Marcus Stokes is an American director. Marcus began his career in film as a visual effects artist at George Lucas' Industrial Light and Magic (ILM). After his work on major films such as Star Wars: Episode I – The Phantom Menace and I, Robot, Marcus began directing with a sci-fi short that was acquired by HBO.

==Early life==
Marcus Stokes was born in New Haven, Connecticut but raised in Macon, Georgia.

Before his career in films, Marcus worked in Architectural design and holds a master's degree from the University of California, Berkeley.

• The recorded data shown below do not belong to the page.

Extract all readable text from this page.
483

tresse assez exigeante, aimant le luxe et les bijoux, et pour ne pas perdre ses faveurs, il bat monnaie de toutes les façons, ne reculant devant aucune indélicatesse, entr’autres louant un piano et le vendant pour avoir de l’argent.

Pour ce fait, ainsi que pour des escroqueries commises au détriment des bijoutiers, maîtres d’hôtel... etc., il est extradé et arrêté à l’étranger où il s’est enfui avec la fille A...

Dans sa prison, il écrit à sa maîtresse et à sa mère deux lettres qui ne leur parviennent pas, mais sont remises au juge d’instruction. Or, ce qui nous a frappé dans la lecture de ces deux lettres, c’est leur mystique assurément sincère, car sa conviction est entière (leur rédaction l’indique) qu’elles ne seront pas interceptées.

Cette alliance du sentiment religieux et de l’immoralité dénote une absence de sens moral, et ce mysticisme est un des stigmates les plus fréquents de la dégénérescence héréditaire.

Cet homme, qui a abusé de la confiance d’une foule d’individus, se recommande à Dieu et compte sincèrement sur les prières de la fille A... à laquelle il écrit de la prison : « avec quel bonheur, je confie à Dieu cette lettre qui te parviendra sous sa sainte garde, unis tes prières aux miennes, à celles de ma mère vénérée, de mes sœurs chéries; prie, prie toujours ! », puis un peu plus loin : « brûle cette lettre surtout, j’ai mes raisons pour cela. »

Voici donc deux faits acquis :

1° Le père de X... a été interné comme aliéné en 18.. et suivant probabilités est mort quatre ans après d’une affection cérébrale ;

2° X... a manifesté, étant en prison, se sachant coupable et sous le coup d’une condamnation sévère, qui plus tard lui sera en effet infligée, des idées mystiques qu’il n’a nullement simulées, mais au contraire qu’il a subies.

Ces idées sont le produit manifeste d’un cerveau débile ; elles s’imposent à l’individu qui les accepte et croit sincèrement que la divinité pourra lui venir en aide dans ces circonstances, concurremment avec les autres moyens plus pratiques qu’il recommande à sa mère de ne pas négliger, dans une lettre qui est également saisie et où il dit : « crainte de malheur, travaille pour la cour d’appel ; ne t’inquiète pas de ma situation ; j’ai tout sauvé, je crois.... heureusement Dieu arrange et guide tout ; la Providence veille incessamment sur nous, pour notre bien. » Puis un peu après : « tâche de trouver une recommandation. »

Marcus also worked in rural Japan as a language instructor and translator.

==Currently==
Marcus is the founder and president of The Working Director, a Santa Monica-based company specializing in training aspiring professional directors. Marcus' current directing projects include The Signal, starring Michael Ealy and Grace Phipps, and post-apocalyptic thriller, O2, which he is collaborating on with Cody Zwieg.

==Filmography==
Visual Effects (17 credits) including Small Soldiers, Star Wars Episodes I & II, The Matrix Reloaded, Spider-Man 2, I Robot, and Serenity.

Director (6 credits) including shorts The Catalyst, Chains, and The Signal.

Asst Director (1 credit) on Mind Tricks.

Producer (5 credits) including the 35th and 36th NAACP Image Awards, and The Signal.

Writer (4 credits) including shorts The Catalyst, Chains, and The Signal.